Francesca Bastianello and Paul Fontanier. In Preparation. “
Credit Cycles with Model Misspecification”.
AbstractWe propose a behavioral theory of credit cycles that rests on model misspecification. Banks infer information about the underlying quality of the pool of borrowers by looking at credit volume, but use a misspecified model to do so. Their inferred beliefs then influence their current lending standards, which in turn lead to changes in aggregate credit volume and future beliefs, thus giving rise to a two-way feedback between outcomes and beliefs. We highlight three sets of results. First, following a positive shock, agents' beliefs become decoupled from fundamentals, and banks perceive the quality of the pool of borrowers to be increasing even when it is in fact decreasing. This helps rationalize the well-established fact that booms are associated with decreasing credit spreads and a deteriorating quality of funded borrowers. Second, we allow the quality of the pool of borrowers to be endogenous, and we show how the interaction of our behavioral bias with dynamic strategic substitutabilities in lending standards generates endogenous credit cycles with systematic reversals. Third, we turn to forecast errors to show that since the influence of beliefs on aggregate credit volume is state-dependent, the size of the behavioral bias is also state-dependent, and the response to positive and negative shocks is asymmetric.
Francesca Bastianello and Paul Fontanier. In Preparation. “
On the Predictability of Forecast Errors”.
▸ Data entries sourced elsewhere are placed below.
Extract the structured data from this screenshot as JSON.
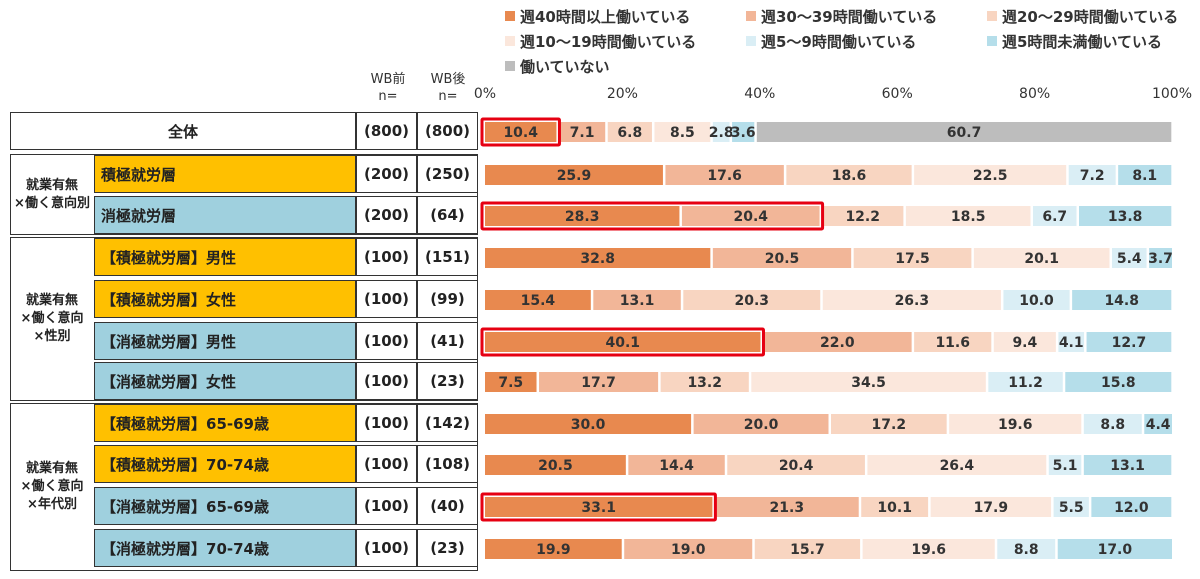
{
  "chart_data": {
    "type": "bar",
    "stacked": true,
    "orientation": "horizontal",
    "xlim": [
      0,
      100
    ],
    "x_ticks": [
      "0%",
      "20%",
      "40%",
      "60%",
      "80%",
      "100%"
    ],
    "header": {
      "before_label": "WB前",
      "after_label": "WB後",
      "n_label": "n="
    },
    "series": [
      {
        "name": "週40時間以上働いている",
        "color": "#E8894F"
      },
      {
        "name": "週30〜39時間働いている",
        "color": "#F2B698"
      },
      {
        "name": "週20〜29時間働いている",
        "color": "#F8D5C1"
      },
      {
        "name": "週10〜19時間働いている",
        "color": "#FBE7DC"
      },
      {
        "name": "週5〜9時間働いている",
        "color": "#DAEEF5"
      },
      {
        "name": "週5時間未満働いている",
        "color": "#B5DEEA"
      },
      {
        "name": "働いていない",
        "color": "#BDBDBD"
      }
    ],
    "groups": [
      {
        "label": "",
        "rows": [
          0
        ]
      },
      {
        "label": "就業有無\n×働く意向別",
        "rows": [
          1,
          2
        ]
      },
      {
        "label": "就業有無\n×働く意向\n×性別",
        "rows": [
          3,
          4,
          5,
          6
        ]
      },
      {
        "label": "就業有無\n×働く意向\n×年代別",
        "rows": [
          7,
          8,
          9,
          10
        ]
      }
    ],
    "rows": [
      {
        "label": "全体",
        "type": "total",
        "n_before": "(800)",
        "n_after": "(800)",
        "values": [
          10.4,
          7.1,
          6.8,
          8.5,
          2.8,
          3.6,
          60.7
        ],
        "highlight": [
          0,
          0
        ]
      },
      {
        "label": "積極就労層",
        "type": "active",
        "n_before": "(200)",
        "n_after": "(250)",
        "values": [
          25.9,
          17.6,
          18.6,
          22.5,
          7.2,
          8.1,
          0
        ]
      },
      {
        "label": "消極就労層",
        "type": "passive",
        "n_before": "(200)",
        "n_after": "(64)",
        "values": [
          28.3,
          20.4,
          12.2,
          18.5,
          6.7,
          13.8,
          0
        ],
        "highlight": [
          0,
          1
        ]
      },
      {
        "label": "【積極就労層】男性",
        "type": "active",
        "n_before": "(100)",
        "n_after": "(151)",
        "values": [
          32.8,
          20.5,
          17.5,
          20.1,
          5.4,
          3.7,
          0
        ]
      },
      {
        "label": "【積極就労層】女性",
        "type": "active",
        "n_before": "(100)",
        "n_after": "(99)",
        "values": [
          15.4,
          13.1,
          20.3,
          26.3,
          10.0,
          14.8,
          0
        ]
      },
      {
        "label": "【消極就労層】男性",
        "type": "passive",
        "n_before": "(100)",
        "n_after": "(41)",
        "values": [
          40.1,
          22.0,
          11.6,
          9.4,
          4.1,
          12.7,
          0
        ],
        "highlight": [
          0,
          0
        ]
      },
      {
        "label": "【消極就労層】女性",
        "type": "passive",
        "n_before": "(100)",
        "n_after": "(23)",
        "values": [
          7.5,
          17.7,
          13.2,
          34.5,
          11.2,
          15.8,
          0
        ]
      },
      {
        "label": "【積極就労層】65-69歳",
        "type": "active",
        "n_before": "(100)",
        "n_after": "(142)",
        "values": [
          30.0,
          20.0,
          17.2,
          19.6,
          8.8,
          4.4,
          0
        ]
      },
      {
        "label": "【積極就労層】70-74歳",
        "type": "active",
        "n_before": "(100)",
        "n_after": "(108)",
        "values": [
          20.5,
          14.4,
          20.4,
          26.4,
          5.1,
          13.1,
          0
        ]
      },
      {
        "label": "【消極就労層】65-69歳",
        "type": "passive",
        "n_before": "(100)",
        "n_after": "(40)",
        "values": [
          33.1,
          21.3,
          10.1,
          17.9,
          5.5,
          12.0,
          0
        ],
        "highlight": [
          0,
          0
        ]
      },
      {
        "label": "【消極就労層】70-74歳",
        "type": "passive",
        "n_before": "(100)",
        "n_after": "(23)",
        "values": [
          19.9,
          19.0,
          15.7,
          19.6,
          8.8,
          17.0,
          0
        ]
      }
    ]
  },
  "colors": {
    "active_label_bg": "#FFC000",
    "passive_label_bg": "#9FD0DE",
    "highlight": "#E60012",
    "total_bg": "#ffffff"
  }
}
AbstractRegressions aimed at detecting forecast errors predictability are a widespread tool to assess deviations from the full information rational expectations equilibrium benchmark. We show that interpreting these regression coefficients as evidence of over- or under-reaction may be misleading when the object of interest is an endogenous variable. We simulate scenarios where an econometrician would detect short-term under-reaction and long-term over-reaction, when in reality the equilibrium outcome exhibits over-reaction at all horizons when compared to the rational expectations benchmark. We then turn to stock market expectations data and compare regression results on earnings and dividends (exogenous variables) with those on price targets (endogenous variable). Regressions of forecast errors predictability are still instructive of the precise biases agents have, but only when they are interpreted through the lens of the underlying structural model.